Our analyses exploring the effect of having multiple determinants of obesity on overall mortality showed that adding BMI or WC to WHR as determinants of obesity did not substantially improve the prediction of mortality risks. Participants deemed obese by WHR were 45% more likely to die compared to those deemed not obese. Whereas participants deemed obese by both BMI and WHR were 50% more likely to die compared to those deemed obese by neither; participants deemed obese by both WC and WHR were 54% more likely to die compared to those deemed obese by neither.
Our findings of the effects of obesity on CVD mortality were similar to those on overall mortality and, as would be expected, obesity had a greater effect on CVD mortality than on overall mortality.

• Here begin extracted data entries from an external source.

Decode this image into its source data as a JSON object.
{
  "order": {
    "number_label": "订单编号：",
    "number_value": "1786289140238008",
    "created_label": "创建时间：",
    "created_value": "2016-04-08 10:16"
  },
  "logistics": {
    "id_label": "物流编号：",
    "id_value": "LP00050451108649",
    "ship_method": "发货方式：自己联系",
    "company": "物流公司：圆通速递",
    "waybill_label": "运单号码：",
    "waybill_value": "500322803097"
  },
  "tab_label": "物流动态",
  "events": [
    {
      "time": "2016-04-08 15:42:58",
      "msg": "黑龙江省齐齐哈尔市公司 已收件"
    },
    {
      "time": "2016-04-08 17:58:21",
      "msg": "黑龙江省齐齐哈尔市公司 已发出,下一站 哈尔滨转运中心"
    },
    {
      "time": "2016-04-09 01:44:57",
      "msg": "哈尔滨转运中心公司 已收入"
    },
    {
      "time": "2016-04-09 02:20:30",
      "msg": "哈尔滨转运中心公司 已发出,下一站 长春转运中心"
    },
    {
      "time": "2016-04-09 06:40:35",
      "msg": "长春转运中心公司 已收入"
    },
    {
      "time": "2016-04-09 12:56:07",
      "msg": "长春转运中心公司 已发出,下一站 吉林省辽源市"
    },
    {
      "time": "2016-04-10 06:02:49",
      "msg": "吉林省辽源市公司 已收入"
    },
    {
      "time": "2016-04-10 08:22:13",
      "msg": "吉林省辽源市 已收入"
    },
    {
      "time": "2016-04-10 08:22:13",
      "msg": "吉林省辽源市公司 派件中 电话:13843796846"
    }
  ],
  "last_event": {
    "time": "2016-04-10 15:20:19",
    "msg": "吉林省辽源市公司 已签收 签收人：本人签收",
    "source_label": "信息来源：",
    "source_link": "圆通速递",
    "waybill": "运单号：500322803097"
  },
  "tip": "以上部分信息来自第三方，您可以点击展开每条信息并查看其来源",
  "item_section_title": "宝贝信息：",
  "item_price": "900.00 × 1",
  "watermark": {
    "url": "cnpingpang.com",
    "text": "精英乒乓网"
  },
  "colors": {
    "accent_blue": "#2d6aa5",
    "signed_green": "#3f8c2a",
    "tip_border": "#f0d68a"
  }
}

Of note, although BMI ≥ 30 kg/m2 (obese) was not associated with overall mortality after adjusting for age, sex and smoking compared to BMI < 30 kg/m2, BMI-defined obesity was associated with a higher CVD mortality. This reaffirms the usefulness of this commonly used obesity indicator for monitoring trends of obesity and cardiovascular health.

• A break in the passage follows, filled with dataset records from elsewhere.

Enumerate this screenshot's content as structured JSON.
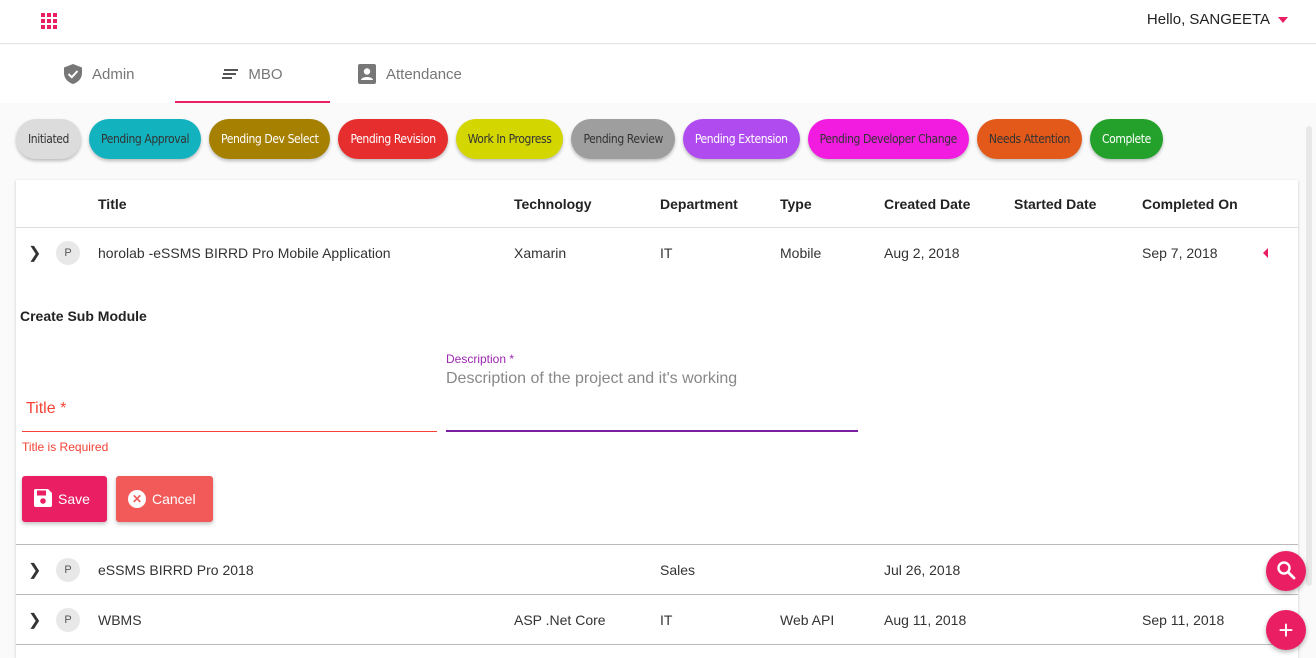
{
  "header": {
    "greeting": "Hello, SANGEETA",
    "brand_color": "#e91e63"
  },
  "nav": {
    "tabs": [
      {
        "label": "Admin",
        "icon": "shield-check-icon"
      },
      {
        "label": "MBO",
        "icon": "notes-lines-icon",
        "active": true
      },
      {
        "label": "Attendance",
        "icon": "badge-icon"
      }
    ]
  },
  "status_chips": [
    {
      "label": "Initiated",
      "color": "#dcdcdc",
      "text_color": "#333333"
    },
    {
      "label": "Pending Approval",
      "color": "#12b3be",
      "text_color": "#333333"
    },
    {
      "label": "Pending Dev Select",
      "color": "#a68000",
      "text_color": "#ffffff"
    },
    {
      "label": "Pending Revision",
      "color": "#e62e2e",
      "text_color": "#ffffff"
    },
    {
      "label": "Work In Progress",
      "color": "#d4d600",
      "text_color": "#333333"
    },
    {
      "label": "Pending Review",
      "color": "#9e9e9e",
      "text_color": "#333333"
    },
    {
      "label": "Pending Extension",
      "color": "#b04bf0",
      "text_color": "#ffffff"
    },
    {
      "label": "Pending Developer Change",
      "color": "#f21ce0",
      "text_color": "#333333"
    },
    {
      "label": "Needs Attention",
      "color": "#e2591a",
      "text_color": "#333333"
    },
    {
      "label": "Complete",
      "color": "#23a12b",
      "text_color": "#ffffff"
    }
  ],
  "table": {
    "columns": {
      "title": "Title",
      "technology": "Technology",
      "department": "Department",
      "type": "Type",
      "created": "Created Date",
      "started": "Started Date",
      "completed": "Completed On"
    },
    "rows": [
      {
        "badge": "P",
        "title": "horolab -eSSMS BIRRD Pro Mobile Application",
        "technology": "Xamarin",
        "department": "IT",
        "type": "Mobile",
        "created": "Aug 2, 2018",
        "started": "",
        "completed": "Sep 7, 2018"
      },
      {
        "badge": "P",
        "title": "eSSMS BIRRD Pro 2018",
        "technology": "",
        "department": "Sales",
        "type": "",
        "created": "Jul 26, 2018",
        "started": "",
        "completed": ""
      },
      {
        "badge": "P",
        "title": "WBMS",
        "technology": "ASP .Net Core",
        "department": "IT",
        "type": "Web API",
        "created": "Aug 11, 2018",
        "started": "",
        "completed": "Sep 11, 2018"
      }
    ]
  },
  "sub_module": {
    "heading": "Create Sub Module",
    "title_label": "Title *",
    "title_value": "",
    "title_error": "Title is Required",
    "description_label": "Description *",
    "description_placeholder": "Description of the project and it's working",
    "description_value": "",
    "save_label": "Save",
    "cancel_label": "Cancel"
  }
}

We did not find an association between obesity and cancer mortality. It is possible that obesity-related metabolic dysregulations rather than merely obesity are required to show an association with cancer mortality [
27,
28]. For example, in an analysis using data collected in the REasons for Geographic and Racial Differences in Stroke (REGARDS) study, obesity was shown to be associated with a reduced risk for cancer mortality whereas glucose dysregulation and metabolic syndrome were associated with an increased risk for cancer mortality [
28].
A limitation of the study is that because JHS is a sample of African Americans, we are unable to address directly whether or not race matters in body composition or outcome in this study. It has been observed that body compositions differ across race/ethnic groups. For a given BMI, non-Hispanic (NH) blacks typically have the lowest percent fat mass (%fat) followed by NH whites and Mexican Americans have the greatest %fat [
9]. NH blacks also have smaller waist circumferences than NH whites and Mexican Americans with similar BMI. Therefore, the findings of this study may not be generalizable to other race or ethnic groups.
Conclusions
In conclusion, we found that obesity classified by WC and WHR was significantly associated with an increased risk of overall and CVD mortality in this large cohort of African Americans. Additionally, obesity classified by BMI was significantly associated with an increased risk of CVD mortality. WHR was the only obesity measure that showed a monotonic increasing relationship with overall and CVD mortality. Further studies are warranted to determine the extent to which: (1) WC and/or WHR strata can be used as mortality risk indicators in research and population health policy for African Americans as is currently being done for BMI; and (2) individuals with normal BMI but in high risk WC and/or WHR strata might represent an appreciable target population subgroup for potential lifestyle modification. Our findings suggest that WHR, a measure that captures both central adiposity and body composition, may be an important anthropometric measure to collect to monitor obesity and obesity-related risks among African Americans. These findings should be verified in other ethnically diverse populations.